Adebisi T. Adigun was charged with three drug offenses after officers seized crack and cocaine powder from him on two separate occasions. On the day of his scheduled trial, Adigun pled guilty in open court and was later sentenced to 151 months' imprisonment. On appeal, Adigun argues that the district court erred by failing to suppress contraband seized from his car and by incorrectly calculating a ten-year mandatory minimum sentence. We find that Adigun waived any objection to the suppression ruling by entering an unconditional guilty plea before the district court. And though the minimum sentence should have been reduced pursuant to the Fair Sentencing Act of 2010(FSA), we conclude that the error was harmless in Adigun's case. Therefore, we affirm the district court's sentence and dismiss the remainder of the appeal.
Two arrests, separated by less than a month, led to Adigun's indictment in the current case. On March 16, 2010, Adigun was seated in the driver's seat of a van that was parked, with its engine running, in a church parking lot. A Jeep Grand Cherokee, driven by Amy Oakley, pulled into the parking lot next to the van. Officer Michael Haynes said he saw the Jeep run a stop sign and proceeded to investigate. Haynes first questioned Oakley and then walked over to the van. He asked Adigun whether an open can on the car's console contained beer. When Adigun said yes, Haynes told him to empty the contents onto the ground. While he was reaching for the beer can, Adigun dropped a plastic bag in his other hand outside the passenger window. When Haynes asked Adigun what he had thrown on the ground, he responded, “Well, that's my girlfriend's. She likes to smoke crack.” Haynes placed Adigun under arrest.

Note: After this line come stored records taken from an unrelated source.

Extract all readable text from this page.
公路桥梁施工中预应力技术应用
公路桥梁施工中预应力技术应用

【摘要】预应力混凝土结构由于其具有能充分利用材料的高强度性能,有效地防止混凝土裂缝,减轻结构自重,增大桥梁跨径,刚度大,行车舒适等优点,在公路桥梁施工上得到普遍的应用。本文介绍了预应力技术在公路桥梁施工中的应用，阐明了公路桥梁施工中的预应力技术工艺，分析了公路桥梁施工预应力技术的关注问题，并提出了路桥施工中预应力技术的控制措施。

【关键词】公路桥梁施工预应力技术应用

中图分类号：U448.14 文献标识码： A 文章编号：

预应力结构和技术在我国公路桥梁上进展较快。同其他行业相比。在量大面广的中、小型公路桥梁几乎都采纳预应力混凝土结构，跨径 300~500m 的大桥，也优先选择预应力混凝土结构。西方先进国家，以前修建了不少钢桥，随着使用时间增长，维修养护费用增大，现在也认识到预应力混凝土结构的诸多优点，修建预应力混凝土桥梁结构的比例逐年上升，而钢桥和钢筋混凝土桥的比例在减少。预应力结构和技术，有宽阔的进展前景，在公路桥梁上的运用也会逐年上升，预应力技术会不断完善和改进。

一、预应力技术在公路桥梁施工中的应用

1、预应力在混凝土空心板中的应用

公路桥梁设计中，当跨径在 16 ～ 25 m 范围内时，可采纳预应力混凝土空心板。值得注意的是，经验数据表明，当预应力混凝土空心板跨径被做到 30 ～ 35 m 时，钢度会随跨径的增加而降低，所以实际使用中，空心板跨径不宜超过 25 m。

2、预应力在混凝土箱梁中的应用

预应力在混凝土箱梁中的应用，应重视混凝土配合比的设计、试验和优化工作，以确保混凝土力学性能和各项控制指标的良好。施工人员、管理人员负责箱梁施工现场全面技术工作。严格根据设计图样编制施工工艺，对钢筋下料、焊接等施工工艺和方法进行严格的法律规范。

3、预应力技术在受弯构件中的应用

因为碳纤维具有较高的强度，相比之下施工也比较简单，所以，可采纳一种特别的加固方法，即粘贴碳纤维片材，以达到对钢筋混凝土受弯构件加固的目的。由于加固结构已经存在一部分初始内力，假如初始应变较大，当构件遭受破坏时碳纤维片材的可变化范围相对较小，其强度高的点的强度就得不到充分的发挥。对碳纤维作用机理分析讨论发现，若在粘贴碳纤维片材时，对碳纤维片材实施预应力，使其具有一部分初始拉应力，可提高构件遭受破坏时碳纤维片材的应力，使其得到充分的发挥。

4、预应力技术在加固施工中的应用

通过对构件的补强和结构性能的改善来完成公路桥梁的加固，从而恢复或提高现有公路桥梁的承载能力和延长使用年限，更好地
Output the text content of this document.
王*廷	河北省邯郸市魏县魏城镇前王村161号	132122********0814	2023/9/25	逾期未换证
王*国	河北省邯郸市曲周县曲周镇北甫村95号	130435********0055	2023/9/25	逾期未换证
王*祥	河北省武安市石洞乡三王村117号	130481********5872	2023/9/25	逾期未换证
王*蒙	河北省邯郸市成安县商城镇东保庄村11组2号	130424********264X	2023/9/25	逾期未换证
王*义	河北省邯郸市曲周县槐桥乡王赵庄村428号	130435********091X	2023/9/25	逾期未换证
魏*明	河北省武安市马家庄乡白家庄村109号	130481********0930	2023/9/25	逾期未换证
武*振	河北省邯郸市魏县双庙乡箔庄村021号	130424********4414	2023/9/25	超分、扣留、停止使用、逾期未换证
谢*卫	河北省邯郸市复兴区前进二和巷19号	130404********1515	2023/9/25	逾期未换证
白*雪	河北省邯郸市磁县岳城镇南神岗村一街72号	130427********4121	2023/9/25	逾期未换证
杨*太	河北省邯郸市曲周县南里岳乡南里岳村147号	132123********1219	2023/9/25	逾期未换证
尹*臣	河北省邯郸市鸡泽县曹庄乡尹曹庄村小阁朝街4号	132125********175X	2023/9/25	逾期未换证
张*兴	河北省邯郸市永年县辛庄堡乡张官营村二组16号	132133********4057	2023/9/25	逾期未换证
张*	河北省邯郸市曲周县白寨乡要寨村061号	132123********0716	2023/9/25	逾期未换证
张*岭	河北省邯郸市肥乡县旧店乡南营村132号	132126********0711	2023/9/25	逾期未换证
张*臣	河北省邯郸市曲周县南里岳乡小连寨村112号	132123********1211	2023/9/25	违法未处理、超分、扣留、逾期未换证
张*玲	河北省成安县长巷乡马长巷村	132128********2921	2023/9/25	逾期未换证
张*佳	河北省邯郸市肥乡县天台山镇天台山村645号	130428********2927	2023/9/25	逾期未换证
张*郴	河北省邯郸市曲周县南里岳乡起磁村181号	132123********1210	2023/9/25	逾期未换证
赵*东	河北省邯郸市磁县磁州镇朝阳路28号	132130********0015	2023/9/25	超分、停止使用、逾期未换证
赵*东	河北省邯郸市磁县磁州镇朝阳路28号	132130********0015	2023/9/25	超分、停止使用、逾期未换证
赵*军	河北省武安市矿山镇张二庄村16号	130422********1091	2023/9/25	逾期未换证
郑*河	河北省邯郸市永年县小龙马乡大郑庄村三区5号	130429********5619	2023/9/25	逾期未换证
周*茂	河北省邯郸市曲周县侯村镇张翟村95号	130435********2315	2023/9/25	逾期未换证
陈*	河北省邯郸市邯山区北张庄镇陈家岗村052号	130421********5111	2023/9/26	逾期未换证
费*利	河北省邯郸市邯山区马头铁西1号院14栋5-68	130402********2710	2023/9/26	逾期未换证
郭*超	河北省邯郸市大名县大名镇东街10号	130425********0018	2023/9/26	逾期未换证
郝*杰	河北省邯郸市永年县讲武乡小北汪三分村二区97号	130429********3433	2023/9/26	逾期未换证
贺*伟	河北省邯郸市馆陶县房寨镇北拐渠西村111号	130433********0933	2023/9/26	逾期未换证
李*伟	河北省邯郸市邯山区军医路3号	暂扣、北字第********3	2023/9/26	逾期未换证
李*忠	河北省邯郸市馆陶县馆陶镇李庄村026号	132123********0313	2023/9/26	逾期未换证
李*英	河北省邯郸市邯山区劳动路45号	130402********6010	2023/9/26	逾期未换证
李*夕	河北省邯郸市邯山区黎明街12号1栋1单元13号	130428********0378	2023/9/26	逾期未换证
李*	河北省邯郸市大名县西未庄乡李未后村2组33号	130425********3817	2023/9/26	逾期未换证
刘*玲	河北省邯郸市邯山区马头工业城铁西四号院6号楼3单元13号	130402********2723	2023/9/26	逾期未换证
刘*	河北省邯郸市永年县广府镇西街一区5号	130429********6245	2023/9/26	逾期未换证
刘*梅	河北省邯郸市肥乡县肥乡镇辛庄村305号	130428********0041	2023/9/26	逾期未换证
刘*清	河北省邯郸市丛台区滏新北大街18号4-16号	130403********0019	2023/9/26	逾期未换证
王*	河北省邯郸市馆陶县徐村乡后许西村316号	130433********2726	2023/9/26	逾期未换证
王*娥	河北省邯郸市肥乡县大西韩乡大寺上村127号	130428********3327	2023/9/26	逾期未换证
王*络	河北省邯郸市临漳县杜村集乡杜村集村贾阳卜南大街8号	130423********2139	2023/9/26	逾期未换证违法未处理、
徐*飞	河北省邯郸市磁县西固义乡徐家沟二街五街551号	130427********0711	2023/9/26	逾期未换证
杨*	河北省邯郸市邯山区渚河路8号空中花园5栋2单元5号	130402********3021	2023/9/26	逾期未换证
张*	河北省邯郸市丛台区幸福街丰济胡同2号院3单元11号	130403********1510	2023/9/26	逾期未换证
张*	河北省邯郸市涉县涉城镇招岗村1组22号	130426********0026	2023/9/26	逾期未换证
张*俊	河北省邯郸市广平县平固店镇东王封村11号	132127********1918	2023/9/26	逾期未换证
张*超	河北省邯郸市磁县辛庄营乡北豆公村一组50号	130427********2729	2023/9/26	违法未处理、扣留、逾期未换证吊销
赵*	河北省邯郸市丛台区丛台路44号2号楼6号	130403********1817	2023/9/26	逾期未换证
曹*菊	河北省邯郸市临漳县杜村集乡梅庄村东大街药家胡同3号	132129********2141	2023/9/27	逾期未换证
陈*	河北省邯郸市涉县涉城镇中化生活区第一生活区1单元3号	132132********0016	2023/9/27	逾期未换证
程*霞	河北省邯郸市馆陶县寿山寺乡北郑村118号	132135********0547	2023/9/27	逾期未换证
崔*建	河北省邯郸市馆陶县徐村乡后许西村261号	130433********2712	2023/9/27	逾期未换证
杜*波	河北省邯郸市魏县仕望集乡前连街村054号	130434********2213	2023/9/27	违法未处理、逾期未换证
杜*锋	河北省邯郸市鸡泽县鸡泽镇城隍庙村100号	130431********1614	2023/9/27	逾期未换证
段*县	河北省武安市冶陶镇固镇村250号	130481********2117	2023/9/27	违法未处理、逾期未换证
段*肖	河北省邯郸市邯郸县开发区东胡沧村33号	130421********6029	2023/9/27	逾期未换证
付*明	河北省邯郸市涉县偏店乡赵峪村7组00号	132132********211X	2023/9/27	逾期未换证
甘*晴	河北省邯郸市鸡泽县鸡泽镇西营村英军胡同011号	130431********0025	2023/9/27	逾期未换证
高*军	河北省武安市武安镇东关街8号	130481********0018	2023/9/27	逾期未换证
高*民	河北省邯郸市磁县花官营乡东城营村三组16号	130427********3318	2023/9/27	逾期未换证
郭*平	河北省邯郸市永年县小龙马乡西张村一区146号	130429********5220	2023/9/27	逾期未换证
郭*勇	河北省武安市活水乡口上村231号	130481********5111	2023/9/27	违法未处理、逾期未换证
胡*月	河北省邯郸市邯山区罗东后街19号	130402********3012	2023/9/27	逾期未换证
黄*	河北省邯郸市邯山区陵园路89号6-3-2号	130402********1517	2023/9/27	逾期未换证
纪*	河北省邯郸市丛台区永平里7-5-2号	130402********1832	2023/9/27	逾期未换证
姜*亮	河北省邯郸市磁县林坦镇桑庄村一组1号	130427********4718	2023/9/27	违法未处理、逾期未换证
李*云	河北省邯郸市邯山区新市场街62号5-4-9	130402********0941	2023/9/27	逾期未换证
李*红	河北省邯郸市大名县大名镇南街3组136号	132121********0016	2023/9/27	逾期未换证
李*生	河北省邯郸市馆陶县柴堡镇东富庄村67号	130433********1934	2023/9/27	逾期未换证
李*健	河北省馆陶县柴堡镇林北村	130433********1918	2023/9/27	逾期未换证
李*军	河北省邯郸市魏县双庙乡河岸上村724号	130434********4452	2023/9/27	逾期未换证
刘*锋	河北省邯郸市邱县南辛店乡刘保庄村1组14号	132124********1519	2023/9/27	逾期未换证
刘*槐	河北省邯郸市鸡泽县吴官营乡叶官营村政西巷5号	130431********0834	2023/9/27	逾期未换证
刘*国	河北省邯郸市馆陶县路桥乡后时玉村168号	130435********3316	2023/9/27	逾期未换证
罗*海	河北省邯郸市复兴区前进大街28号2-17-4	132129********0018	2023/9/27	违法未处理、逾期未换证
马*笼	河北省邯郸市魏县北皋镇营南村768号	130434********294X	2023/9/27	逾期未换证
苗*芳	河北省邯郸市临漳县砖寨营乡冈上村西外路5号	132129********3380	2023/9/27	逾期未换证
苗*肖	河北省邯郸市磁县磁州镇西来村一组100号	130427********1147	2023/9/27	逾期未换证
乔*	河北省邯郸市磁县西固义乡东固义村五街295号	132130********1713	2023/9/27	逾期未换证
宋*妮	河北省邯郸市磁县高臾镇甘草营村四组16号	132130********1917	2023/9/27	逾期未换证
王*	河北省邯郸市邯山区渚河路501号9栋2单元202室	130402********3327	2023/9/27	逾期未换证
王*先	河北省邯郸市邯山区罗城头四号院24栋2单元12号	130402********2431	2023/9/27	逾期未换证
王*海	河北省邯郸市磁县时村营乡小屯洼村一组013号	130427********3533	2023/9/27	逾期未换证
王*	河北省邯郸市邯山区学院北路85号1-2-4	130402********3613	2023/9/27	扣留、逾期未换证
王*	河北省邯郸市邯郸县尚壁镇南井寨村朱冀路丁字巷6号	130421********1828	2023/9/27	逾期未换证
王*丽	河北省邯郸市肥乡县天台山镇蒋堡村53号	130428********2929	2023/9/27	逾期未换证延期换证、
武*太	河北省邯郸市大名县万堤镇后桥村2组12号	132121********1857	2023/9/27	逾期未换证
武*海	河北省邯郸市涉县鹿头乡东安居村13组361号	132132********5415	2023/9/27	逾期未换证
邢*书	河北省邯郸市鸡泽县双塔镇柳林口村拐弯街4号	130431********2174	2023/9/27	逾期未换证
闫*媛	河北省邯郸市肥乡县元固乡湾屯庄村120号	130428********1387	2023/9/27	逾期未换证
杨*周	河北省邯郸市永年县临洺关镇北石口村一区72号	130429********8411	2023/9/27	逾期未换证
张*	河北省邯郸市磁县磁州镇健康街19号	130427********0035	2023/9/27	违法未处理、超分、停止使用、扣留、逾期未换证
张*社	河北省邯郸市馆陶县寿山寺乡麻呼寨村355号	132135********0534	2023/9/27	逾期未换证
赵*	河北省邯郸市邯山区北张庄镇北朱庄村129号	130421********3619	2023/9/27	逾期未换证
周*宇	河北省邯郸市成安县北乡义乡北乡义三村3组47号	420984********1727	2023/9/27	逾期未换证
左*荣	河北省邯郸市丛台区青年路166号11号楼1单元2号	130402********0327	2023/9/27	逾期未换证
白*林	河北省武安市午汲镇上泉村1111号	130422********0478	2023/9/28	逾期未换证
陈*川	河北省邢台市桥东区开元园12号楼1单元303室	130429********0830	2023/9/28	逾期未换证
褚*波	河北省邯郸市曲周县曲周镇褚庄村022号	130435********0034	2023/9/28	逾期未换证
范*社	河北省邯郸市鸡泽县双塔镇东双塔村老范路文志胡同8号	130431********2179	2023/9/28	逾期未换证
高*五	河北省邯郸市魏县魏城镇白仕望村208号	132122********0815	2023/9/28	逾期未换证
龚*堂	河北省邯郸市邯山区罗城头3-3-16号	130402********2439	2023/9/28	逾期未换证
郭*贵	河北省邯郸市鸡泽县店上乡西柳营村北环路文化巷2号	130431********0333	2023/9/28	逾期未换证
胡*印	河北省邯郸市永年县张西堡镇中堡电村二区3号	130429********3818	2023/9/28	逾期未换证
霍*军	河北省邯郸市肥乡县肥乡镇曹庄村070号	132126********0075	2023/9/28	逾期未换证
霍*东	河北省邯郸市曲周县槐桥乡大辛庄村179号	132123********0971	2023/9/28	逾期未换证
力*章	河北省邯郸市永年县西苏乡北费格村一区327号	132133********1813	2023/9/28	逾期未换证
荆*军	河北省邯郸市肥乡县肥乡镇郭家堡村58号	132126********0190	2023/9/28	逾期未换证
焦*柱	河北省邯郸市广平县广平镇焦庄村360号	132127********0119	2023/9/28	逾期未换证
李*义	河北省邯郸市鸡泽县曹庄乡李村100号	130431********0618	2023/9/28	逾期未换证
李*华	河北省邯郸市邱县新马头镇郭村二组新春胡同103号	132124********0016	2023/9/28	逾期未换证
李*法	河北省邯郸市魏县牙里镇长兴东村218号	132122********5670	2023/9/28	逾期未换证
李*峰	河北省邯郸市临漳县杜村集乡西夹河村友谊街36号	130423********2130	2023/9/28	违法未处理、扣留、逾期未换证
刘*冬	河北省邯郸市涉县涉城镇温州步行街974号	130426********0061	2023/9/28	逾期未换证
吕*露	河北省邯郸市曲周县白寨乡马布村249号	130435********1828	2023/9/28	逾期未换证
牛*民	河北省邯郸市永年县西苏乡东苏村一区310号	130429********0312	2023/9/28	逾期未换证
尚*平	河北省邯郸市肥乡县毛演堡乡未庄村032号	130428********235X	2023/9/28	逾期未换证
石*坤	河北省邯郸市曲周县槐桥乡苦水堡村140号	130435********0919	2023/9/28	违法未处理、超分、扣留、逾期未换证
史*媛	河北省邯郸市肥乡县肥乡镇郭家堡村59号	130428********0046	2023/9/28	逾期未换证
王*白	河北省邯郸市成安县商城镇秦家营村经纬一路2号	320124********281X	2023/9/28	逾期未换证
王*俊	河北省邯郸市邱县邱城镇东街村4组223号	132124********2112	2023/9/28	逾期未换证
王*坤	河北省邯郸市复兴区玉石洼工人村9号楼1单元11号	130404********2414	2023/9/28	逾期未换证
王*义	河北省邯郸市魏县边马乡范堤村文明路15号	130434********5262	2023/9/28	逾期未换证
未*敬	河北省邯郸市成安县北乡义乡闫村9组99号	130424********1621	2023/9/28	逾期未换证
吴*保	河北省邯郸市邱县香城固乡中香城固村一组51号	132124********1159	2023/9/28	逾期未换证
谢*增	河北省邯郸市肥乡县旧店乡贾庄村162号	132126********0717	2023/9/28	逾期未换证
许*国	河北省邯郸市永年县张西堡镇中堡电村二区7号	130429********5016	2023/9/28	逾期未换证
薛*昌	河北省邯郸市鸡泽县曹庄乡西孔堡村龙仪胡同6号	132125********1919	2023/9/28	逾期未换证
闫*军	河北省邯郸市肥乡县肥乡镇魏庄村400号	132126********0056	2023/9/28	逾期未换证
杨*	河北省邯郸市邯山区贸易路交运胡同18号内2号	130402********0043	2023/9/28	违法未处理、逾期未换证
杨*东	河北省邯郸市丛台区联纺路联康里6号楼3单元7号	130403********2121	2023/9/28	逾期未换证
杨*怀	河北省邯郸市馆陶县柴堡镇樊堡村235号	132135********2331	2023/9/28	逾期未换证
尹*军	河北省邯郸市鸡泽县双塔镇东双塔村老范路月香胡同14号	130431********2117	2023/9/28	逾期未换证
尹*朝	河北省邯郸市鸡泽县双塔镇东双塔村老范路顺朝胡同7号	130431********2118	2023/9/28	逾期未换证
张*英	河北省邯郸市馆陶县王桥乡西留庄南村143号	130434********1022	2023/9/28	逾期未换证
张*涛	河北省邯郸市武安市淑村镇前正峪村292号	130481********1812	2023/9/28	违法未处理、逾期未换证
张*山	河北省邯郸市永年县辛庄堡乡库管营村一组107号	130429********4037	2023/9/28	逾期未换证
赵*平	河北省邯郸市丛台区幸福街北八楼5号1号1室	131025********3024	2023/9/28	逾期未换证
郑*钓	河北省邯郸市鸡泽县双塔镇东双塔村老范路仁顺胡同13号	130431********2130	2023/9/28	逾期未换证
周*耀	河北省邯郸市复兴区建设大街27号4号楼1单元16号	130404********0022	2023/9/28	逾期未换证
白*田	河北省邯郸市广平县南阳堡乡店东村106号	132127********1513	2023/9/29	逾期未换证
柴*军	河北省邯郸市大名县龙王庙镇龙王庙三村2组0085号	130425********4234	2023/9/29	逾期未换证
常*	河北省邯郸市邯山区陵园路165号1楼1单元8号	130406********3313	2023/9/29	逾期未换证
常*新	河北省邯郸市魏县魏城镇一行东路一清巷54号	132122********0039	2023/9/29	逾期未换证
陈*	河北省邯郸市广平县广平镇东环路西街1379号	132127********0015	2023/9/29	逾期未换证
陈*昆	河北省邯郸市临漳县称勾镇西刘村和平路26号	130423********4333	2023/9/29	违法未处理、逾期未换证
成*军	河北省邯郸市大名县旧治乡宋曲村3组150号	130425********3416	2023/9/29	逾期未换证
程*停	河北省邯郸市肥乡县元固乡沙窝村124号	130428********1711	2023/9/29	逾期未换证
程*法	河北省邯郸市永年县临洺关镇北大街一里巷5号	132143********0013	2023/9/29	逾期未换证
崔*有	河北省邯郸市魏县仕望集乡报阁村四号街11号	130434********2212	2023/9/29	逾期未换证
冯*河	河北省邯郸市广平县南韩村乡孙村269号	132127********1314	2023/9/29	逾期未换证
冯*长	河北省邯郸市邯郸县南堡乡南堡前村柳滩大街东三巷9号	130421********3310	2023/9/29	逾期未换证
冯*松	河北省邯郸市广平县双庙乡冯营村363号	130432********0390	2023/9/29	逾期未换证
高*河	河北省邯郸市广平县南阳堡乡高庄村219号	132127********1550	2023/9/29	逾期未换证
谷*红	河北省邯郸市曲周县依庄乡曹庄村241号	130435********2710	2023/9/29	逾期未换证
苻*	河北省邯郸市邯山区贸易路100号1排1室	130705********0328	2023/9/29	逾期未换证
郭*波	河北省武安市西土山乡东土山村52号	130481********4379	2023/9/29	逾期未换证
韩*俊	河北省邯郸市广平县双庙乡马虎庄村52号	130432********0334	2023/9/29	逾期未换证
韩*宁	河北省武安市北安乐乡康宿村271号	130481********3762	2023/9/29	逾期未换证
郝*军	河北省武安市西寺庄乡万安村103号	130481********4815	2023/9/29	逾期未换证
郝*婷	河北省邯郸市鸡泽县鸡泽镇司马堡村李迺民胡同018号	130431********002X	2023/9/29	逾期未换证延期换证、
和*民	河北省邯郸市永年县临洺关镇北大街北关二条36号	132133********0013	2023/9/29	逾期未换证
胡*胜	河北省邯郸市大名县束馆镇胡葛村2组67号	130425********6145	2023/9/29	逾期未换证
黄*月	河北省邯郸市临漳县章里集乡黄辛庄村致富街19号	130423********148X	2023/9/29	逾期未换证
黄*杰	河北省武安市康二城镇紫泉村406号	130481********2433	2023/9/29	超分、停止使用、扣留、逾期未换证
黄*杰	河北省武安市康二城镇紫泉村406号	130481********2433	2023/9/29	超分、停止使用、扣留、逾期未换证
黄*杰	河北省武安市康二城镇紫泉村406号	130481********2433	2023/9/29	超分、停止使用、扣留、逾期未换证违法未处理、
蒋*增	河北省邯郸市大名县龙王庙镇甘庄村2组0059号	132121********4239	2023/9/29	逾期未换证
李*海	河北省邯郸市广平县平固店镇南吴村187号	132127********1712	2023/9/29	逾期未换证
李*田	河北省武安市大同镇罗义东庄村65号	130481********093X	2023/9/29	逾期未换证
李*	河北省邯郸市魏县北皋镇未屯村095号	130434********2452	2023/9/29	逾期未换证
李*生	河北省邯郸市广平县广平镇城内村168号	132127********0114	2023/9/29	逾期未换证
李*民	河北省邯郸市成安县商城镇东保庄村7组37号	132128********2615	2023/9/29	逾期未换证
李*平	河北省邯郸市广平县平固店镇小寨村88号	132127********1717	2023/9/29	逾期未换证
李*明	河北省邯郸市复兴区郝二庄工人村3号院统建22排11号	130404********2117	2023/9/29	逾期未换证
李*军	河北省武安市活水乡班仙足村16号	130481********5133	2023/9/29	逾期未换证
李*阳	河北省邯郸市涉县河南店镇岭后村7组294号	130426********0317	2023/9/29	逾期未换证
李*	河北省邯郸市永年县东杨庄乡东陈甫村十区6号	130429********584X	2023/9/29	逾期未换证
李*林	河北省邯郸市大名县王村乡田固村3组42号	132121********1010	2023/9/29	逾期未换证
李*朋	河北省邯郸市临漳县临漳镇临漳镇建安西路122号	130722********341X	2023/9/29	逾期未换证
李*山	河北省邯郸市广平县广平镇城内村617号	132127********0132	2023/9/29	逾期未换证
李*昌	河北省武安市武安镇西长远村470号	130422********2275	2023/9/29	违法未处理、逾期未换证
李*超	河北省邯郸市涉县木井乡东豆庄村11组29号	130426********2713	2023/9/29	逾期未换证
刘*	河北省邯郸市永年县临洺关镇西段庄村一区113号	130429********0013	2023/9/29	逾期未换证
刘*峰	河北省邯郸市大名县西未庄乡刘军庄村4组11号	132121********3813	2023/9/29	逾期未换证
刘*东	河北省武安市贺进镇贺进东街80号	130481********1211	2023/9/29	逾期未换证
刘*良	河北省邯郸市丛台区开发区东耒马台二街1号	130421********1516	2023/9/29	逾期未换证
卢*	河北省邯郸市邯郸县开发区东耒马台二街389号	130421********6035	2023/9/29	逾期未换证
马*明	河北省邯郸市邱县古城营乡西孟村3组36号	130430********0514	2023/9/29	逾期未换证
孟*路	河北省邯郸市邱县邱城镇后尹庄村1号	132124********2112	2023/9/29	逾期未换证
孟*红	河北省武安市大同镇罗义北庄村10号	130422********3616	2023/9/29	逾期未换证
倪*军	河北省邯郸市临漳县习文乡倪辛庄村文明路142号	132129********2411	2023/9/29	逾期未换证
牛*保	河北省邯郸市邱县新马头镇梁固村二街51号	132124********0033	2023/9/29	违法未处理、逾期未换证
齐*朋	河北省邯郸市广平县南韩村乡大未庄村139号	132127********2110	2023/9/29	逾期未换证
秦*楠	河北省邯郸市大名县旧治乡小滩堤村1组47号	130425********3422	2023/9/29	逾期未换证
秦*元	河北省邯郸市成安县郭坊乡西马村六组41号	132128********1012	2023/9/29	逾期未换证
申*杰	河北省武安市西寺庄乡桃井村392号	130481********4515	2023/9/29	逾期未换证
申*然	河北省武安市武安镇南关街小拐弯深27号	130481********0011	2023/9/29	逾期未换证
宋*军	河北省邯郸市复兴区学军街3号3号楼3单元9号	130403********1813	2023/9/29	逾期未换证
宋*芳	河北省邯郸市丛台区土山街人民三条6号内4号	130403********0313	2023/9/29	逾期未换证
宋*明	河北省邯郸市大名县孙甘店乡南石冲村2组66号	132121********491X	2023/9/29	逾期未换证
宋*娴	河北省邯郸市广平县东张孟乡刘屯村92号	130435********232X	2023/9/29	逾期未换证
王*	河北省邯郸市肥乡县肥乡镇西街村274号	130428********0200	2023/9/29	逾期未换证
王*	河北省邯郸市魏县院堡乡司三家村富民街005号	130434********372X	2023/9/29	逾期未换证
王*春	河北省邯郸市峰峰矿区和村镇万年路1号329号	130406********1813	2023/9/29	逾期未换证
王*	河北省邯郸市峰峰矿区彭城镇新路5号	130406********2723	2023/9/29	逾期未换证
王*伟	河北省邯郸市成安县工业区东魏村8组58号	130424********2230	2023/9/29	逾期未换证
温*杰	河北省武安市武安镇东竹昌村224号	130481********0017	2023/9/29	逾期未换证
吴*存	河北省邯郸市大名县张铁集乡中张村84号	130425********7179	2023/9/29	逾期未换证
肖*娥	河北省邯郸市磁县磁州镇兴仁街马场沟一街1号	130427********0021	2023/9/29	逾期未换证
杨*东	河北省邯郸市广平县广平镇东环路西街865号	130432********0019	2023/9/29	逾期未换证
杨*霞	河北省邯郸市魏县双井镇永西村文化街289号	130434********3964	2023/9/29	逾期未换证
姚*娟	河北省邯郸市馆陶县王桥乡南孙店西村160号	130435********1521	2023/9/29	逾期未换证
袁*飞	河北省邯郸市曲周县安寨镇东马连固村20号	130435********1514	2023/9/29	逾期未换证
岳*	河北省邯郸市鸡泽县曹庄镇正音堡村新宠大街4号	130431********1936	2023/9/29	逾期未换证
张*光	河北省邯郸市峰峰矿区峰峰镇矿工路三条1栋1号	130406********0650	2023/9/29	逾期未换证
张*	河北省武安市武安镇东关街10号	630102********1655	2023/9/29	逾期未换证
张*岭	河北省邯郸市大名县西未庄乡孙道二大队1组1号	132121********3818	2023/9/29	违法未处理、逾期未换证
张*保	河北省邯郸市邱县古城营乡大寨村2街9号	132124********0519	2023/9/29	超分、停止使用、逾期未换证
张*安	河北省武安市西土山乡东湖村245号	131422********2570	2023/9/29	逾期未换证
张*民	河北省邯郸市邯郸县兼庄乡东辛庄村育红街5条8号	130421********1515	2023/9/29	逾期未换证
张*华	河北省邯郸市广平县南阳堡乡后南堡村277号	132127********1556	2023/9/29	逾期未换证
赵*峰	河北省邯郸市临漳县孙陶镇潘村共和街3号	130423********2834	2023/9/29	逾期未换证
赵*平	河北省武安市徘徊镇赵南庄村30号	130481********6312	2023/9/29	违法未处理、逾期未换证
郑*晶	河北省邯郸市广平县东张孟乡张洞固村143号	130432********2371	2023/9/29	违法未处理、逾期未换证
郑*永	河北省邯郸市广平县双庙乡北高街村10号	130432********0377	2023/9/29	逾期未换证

The next month, on April 7, 2010, Adigun was stopped for driving a vehicle with expired license plates. He had paid a friend to use the car and was driving with his girlfriend, Jessica Marczewski, to Chicago from his home in Herrin, Illinois. Officer Todd Zeigler approached the car to advise the occupants of the expired plate. Zeigler said he saw beer bottles missing from a six-pack and suspected Adigun and Marczewski might be drunk. He asked Adigun to accompany him to his patrol car for a driver's license check. Officer Zeigler claimed that in the patrol car, Adigun insisted that he was sober and gave him permission to search for any open alcohol containers in the car. Adigun disputes that he ever gave consent for any search. A microphone system routinely used to record traffic stops was not activated or failed to function properly so there was no recording of the alleged consent. When Zeigler searched the car, he saw cocaine powder residue in a plastic bag. A further search revealed crack cocaine lodged beneath a booster seat and Adigun was arrested.
On August 3, 2010, Adigun was charged in a three-count indictment with conspiracy to distribute and possession with intent to distribute crack and powder cocaine, aided and abetted by Marczewski. Marczewski entered into a cooperating plea agreement with the government. Adigun moved to suppress evidence seized in the March 16 and April 7 arrests. As to the March 16 seizure, the district court denied the motion. With respect to the April 7 seizure, the district court initially granted the motion after hearing testimony from Officer Zeigler and Adigun. The court reasoned that without evidence beyond Zeigler's contested account, the government could not meet its burden of proof that Adigun consented to the search over the defendant's testimony that he had not.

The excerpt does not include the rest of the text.